Westcott Sarah L, Schloss Patrick D
Department of Microbiology and Immunology, University of Michigan, Ann Arbor, Michigan, USA.
mSphere. 2017 Mar 8;2(2). doi: 10.1128/mSphereDirect.00073-17. eCollection 2017 Mar-Apr.
Assignment of 16S rRNA gene sequences to operational taxonomic units (OTUs) is a computational bottleneck in the process of analyzing microbial communities. Although this has been an active area of research, it has been difficult to overcome the time and memory demands while improving the quality of the OTU assignments. Here, we developed a new OTU assignment algorithm that iteratively reassigns sequences to new OTUs to optimize the Matthews correlation coefficient (MCC), a measure of the quality of OTU assignments. To assess the new algorithm, OptiClust, we compared it to 10 other algorithms using 16S rRNA gene sequences from two simulated and four natural communities. Using the OptiClust algorithm, the MCC values averaged 15.2 and 16.5% higher than the OTUs generated when we used the average neighbor and distance-based greedy clustering with VSEARCH, respectively. Furthermore, on average, OptiClust was 94.6 times faster than the average neighbor algorithm and just as fast as distance-based greedy clustering with VSEARCH. An empirical analysis of the efficiency of the algorithms showed that the time and memory required to perform the algorithm scaled quadratically with the number of unique sequences in the data set. The significant improvement in the quality of the OTU assignments over previously existing methods will significantly enhance downstream analysis by limiting the splitting of similar sequences into separate OTUs and merging of dissimilar sequences into the same OTU. The development of the OptiClust algorithm represents a significant advance that is likely to have numerous other applications. The analysis of microbial communities from diverse environments using 16S rRNA gene sequencing has expanded our knowledge of the biogeography of microorganisms. An important step in this analysis is the assignment of sequences into taxonomic groups based on their similarity to sequences in a database or based on their similarity to each other, irrespective of a database. In this study, we present a new algorithm for the latter approach. The algorithm, OptiClust, seeks to optimize a metric of assignment quality by shuffling sequences between taxonomic groups. We found that OptiClust produces more robust assignments and does so in a rapid and memory-efficient manner. This advance will allow for a more robust analysis of microbial communities and the factors that shape them.

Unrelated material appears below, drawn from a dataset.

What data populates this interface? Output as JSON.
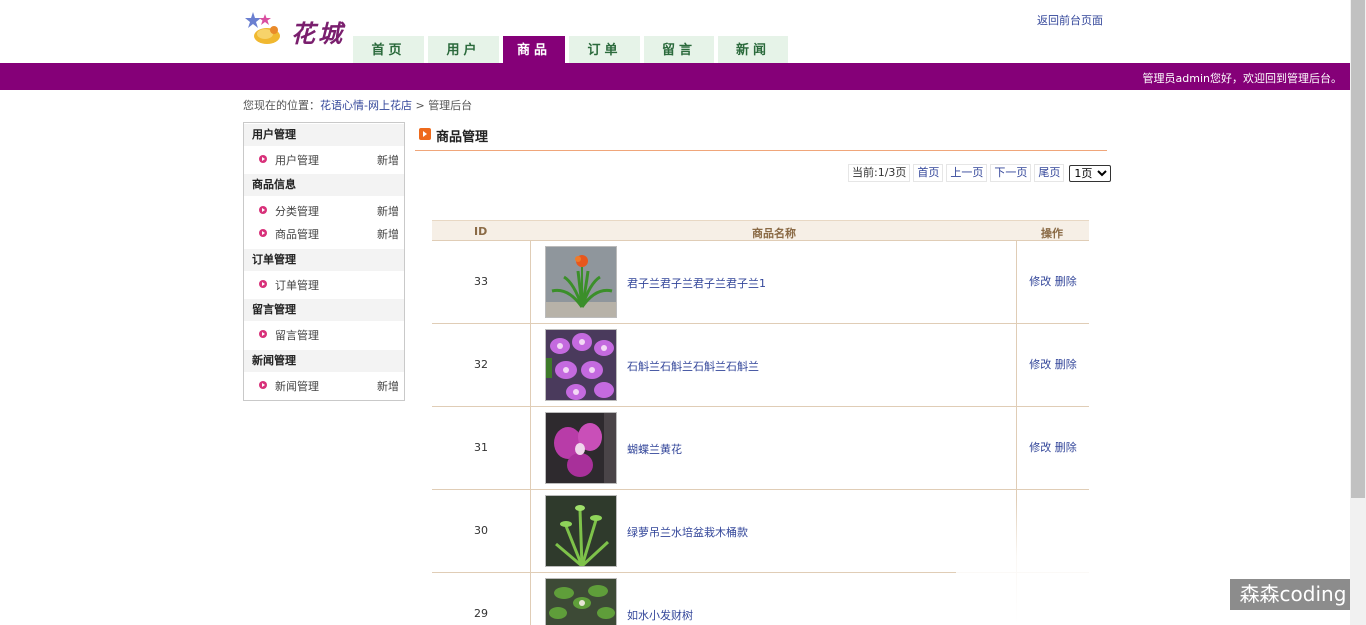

将16S rRNA基因序列分配到操作分类单元(OTU)是微生物群落分析过程中的一个计算瓶颈。尽管这一直是一个活跃的研究领域,但在提高OTU分配质量的同时,难以克服时间和内存需求。在这里,我们开发了一种新的OTU分配算法,该算法通过迭代地将序列重新分配到新的OTU来优化马修斯相关系数(MCC),这是一种衡量OTU分配质量的指标。为了评估新算法OptiClust,我们使用来自两个模拟群落和四个自然群落的16S rRNA基因序列将其与其他10种算法进行了比较。使用OptiClust算法时,MCC值分别比我们使用VSEARCH的平均邻居法和基于距离的贪婪聚类法生成的OTU平均高出15.2%和16.5%。此外,平均而言,OptiClust比平均邻居算法快94.6倍,与使用VSEARCH的基于距离的贪婪聚类法速度相当。对算法效率的实证分析表明,执行该算法所需的时间和内存与数据集中唯一序列的数量呈二次方比例关系。与现有方法相比,OTU分配质量的显著提高将通过限制将相似序列拆分为单独的OTU以及将不同序列合并到同一个OTU中来显著增强下游分析。OptiClust算法的开发代表了一项重大进展,可能还有许多其他应用。使用16S rRNA基因测序对来自不同环境的微生物群落进行分析,扩展了我们对微生物生物地理学的认识。该分析中的一个重要步骤是根据序列与数据库中序列的相似性或它们彼此之间的相似性(不考虑数据库)将序列分配到分类组中。在本研究中,我们提出了一种用于后一种方法的新算法。该算法OptiClust试图通过在分类组之间改组序列来优化分配质量的度量。我们发现OptiClust能产生更可靠的分配,并且是以快速且内存高效的方式做到的。这一进展将使对微生物群落及其形成因素的分析更加可靠。